WASHINGTON - An Indonesian-born businessman received wire transfers from two Hong Kong companies at the same time he was contributing to President Clinton's re-election campaign, raising the possibility that Chinese money could have ended up in U.S. campaign coffers, Newsweek reported Sunday.
Confidential bank records examined by Newsweek showed that Ted Sioeng received the wire transfers from two holding companies that handled his business in China.
Sioeng's bank account received at least $2.1 million in transfers last year at the time he and his daughter were giving generously to the Democratic National Committee, the magazine said. His lawyer has said Sioeng contributed money from real estate profits and adamantly denies that Sioeng acted as an agent for China.
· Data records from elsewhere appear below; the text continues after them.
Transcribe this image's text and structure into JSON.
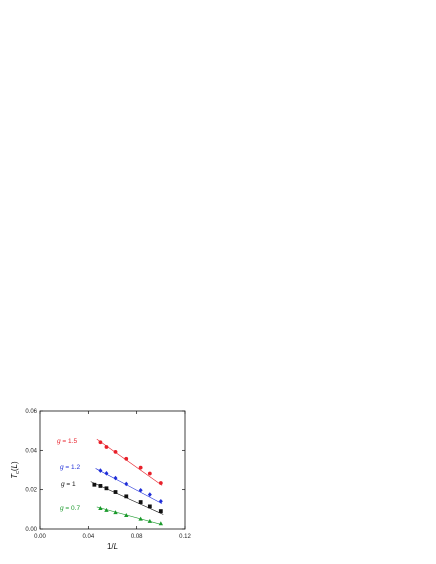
{
  "chart_data": {
    "type": "scatter",
    "title": "",
    "xlabel": "1/L",
    "ylabel": "T_c(L)",
    "xlim": [
      0.0,
      0.12
    ],
    "ylim": [
      0.0,
      0.06
    ],
    "x_ticks": [
      "0.00",
      "0.04",
      "0.08",
      "0.12"
    ],
    "y_ticks": [
      "0.00",
      "0.02",
      "0.04",
      "0.06"
    ],
    "grid": false,
    "legend": "none",
    "series": [
      {
        "name": "g = 1.5",
        "color": "#e8202a",
        "marker": "circle",
        "fit_line": [
          [
            0.047,
            0.0457
          ],
          [
            0.101,
            0.0222
          ]
        ],
        "x": [
          0.05,
          0.055,
          0.0625,
          0.0714,
          0.0833,
          0.0909,
          0.1
        ],
        "y": [
          0.0441,
          0.0417,
          0.0392,
          0.0357,
          0.0312,
          0.0282,
          0.0234
        ]
      },
      {
        "name": "g = 1.2",
        "color": "#1f2ed8",
        "marker": "diamond",
        "fit_line": [
          [
            0.046,
            0.0308
          ],
          [
            0.101,
            0.0129
          ]
        ],
        "x": [
          0.05,
          0.055,
          0.0625,
          0.0714,
          0.0833,
          0.0909,
          0.1
        ],
        "y": [
          0.0297,
          0.0283,
          0.0259,
          0.0229,
          0.0197,
          0.0175,
          0.0141
        ]
      },
      {
        "name": "g = 1",
        "color": "#111111",
        "marker": "square",
        "fit_line": [
          [
            0.042,
            0.0241
          ],
          [
            0.102,
            0.0074
          ]
        ],
        "x": [
          0.045,
          0.05,
          0.055,
          0.0625,
          0.0714,
          0.0833,
          0.0909,
          0.1
        ],
        "y": [
          0.0225,
          0.0219,
          0.0207,
          0.0188,
          0.0166,
          0.0137,
          0.0115,
          0.0091
        ]
      },
      {
        "name": "g = 0.7",
        "color": "#1a9a2b",
        "marker": "triangle",
        "fit_line": [
          [
            0.047,
            0.0112
          ],
          [
            0.101,
            0.0022
          ]
        ],
        "x": [
          0.05,
          0.055,
          0.0625,
          0.0714,
          0.0833,
          0.0909,
          0.1
        ],
        "y": [
          0.0105,
          0.0095,
          0.0084,
          0.0069,
          0.0051,
          0.0039,
          0.0027
        ]
      }
    ]
  }
}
Investigators for Sen. Fred Thompson's Senate committee could produce no proof that Chinese officials bought influence by illegally funneling money to U.S. campaigns.
But Sioeng's bank accounts at the Grand National Bank in suburban Los Angeles prompted federal officials to convene a grand jury in Los Angeles to investigate him and other contributors, Newsweek said.
Investigators also are looking into why Sioeng flew Chinese provincial officials to the United States for "training courses" using Chinese money. His name also was mentioned in intercepted Chinese communications in which Beijing officials discuss how to influence U.S. politics, the newsmagazine said.